Attorney General Eric Holder said the use of data to determine sentence lengths can “exacerbate unwarranted and unjust disparities” in the criminal justice system, according to the Huffington Post.
Holder, who was speaking Friday in Philadelphia before the National Association of Criminal Defense Lawyers, said data can be helpful in predicting where crime might happen and to decide how best to prepare inmates leaving prison.
But using data about a defendant’s education level, neighborhood or socioeconomic background to determine punishment could lead to unfair sentences, Holder cautioned.
The attorney general specifically singled out the use of risk assessments in Pennsylvania and other states to determine the probability that offenders will commit future crimes.
The story quotes Holder:
"Although these measures were crafted with the best of intentions, I am concerned that they may inadvertently undermine our efforts to ensure individualized and equal justice," Holder said. "Criminal sentences must be based on the facts, the law, the actual crimes committed, the circumstances surrounding each individual case, and the defendant's history of criminal conduct.”

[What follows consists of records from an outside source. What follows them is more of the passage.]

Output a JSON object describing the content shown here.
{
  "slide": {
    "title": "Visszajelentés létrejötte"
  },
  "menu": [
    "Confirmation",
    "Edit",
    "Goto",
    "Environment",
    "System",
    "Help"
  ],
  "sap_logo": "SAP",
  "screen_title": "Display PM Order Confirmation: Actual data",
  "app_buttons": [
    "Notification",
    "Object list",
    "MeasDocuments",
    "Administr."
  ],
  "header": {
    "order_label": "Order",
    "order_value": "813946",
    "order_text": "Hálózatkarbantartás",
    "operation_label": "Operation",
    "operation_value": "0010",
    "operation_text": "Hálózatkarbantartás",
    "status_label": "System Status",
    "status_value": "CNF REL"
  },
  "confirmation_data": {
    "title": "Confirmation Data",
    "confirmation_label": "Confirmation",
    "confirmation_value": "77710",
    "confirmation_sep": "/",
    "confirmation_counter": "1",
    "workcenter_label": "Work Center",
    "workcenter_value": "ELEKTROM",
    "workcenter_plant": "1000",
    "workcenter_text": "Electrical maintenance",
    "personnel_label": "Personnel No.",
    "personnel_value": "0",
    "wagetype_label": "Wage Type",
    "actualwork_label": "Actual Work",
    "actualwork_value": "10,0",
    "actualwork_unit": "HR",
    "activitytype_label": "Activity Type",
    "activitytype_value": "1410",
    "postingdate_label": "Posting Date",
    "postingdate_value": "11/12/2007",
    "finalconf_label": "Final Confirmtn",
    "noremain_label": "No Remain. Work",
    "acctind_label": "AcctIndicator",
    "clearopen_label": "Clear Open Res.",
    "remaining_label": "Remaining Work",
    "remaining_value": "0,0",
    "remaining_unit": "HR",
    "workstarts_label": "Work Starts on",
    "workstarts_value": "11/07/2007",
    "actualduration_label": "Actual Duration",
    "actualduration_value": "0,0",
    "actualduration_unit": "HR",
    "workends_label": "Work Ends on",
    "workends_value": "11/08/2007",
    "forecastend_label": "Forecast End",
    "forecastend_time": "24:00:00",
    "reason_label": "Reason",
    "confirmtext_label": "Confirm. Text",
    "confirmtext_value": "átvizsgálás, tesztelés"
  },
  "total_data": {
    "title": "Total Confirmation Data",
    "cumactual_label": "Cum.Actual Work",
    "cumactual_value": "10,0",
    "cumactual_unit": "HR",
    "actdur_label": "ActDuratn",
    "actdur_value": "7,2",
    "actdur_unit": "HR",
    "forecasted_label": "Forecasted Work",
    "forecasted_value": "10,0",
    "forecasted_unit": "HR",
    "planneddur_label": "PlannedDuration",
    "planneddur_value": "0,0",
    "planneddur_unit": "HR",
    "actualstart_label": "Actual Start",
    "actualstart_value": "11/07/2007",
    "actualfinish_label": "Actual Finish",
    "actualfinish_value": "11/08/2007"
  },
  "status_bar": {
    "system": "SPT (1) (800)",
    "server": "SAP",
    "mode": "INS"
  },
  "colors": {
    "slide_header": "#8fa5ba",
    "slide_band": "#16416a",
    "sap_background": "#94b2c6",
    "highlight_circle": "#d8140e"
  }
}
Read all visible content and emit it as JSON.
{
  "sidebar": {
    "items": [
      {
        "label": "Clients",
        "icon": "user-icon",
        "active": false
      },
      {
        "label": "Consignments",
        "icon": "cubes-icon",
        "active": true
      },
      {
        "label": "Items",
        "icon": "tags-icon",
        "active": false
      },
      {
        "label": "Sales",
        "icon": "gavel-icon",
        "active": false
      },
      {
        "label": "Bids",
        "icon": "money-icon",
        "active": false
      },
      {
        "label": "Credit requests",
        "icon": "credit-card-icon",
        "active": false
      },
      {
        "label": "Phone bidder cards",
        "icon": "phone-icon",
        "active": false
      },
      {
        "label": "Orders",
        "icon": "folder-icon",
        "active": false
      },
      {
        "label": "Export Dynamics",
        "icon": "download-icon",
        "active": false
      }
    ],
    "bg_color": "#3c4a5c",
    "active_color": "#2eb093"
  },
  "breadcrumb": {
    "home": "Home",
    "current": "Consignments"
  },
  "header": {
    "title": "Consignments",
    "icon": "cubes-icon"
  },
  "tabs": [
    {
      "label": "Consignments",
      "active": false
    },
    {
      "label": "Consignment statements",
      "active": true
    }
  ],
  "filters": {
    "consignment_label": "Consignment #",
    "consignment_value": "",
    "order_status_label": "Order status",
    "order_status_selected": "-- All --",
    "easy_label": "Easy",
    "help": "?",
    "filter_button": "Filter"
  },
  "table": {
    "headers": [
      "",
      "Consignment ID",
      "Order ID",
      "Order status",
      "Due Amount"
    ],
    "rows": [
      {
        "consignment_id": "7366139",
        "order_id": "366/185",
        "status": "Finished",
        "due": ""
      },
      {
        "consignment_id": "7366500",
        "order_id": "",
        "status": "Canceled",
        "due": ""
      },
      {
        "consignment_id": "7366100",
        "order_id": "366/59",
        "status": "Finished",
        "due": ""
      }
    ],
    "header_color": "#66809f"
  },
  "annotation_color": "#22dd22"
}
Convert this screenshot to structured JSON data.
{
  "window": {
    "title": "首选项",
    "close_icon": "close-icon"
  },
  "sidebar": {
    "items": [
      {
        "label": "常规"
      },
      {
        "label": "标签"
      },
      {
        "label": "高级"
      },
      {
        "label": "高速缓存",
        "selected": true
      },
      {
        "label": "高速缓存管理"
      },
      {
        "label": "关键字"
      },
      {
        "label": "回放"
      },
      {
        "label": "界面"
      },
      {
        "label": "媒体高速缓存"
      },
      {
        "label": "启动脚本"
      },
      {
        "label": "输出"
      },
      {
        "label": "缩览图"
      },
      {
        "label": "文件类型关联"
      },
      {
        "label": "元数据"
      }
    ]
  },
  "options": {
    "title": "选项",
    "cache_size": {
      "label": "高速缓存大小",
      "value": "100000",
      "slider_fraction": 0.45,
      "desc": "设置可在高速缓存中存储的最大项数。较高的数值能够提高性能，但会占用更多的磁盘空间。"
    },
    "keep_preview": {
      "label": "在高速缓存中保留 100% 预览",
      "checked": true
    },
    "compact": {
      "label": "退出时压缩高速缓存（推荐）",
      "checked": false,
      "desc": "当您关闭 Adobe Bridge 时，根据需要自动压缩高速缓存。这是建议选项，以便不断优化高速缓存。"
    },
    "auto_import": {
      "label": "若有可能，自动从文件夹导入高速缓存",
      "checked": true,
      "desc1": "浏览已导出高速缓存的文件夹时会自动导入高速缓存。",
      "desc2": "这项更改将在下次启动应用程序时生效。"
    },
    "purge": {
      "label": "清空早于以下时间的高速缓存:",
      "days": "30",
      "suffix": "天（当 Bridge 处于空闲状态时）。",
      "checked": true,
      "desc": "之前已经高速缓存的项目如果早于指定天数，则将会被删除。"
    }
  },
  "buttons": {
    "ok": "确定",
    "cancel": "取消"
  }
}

The Justice Department simultaneously sent a letter to the U.S. Sentencing Commission, requesting that the group examine how data is being used to determine sentencing.
State law in Pennsylvania calls for a risk assessment to be used to help establish sentence length. The assessment can be used to determine the risk an offender poses of committing future crimes, the statute says.
The Justice Department’s July 29 letter references a related provision in Pennsylvania to determine an inmate’s risk of reoffending in determining parole decisions.
Equal justice, Holder said, must mean individualized justice, and sentences must match an individual’s particular conduct. Punishment, he said, should not be based on factors outside the defendant’s control.
“Criminal sentences must be based on the facts, the law, the actual crimes committed, the circumstances surrounding each individual case, and the defendant’s history of criminal conduct.”
Still, Holder notes how an “explosion” of data analysis has revolutionized fields as disparate as professional sports and criminal justice.
A push for sentencing reform in the 1970s and 80s sent prison populations “soaring,” Holder said. States are now trying to change that — with some success — but reforms may be risky.
“By contrast, the idea of sentencing defendants based on risk factors may help to reduce the prison population, but in certain circumstances it may run the risk of imposing drastically different punishments for the same crimes.”
The Justice Department has asked the Sentencing Commission to look closer at the issue and to give policy recommendations on how data can be used to determine fair sentences.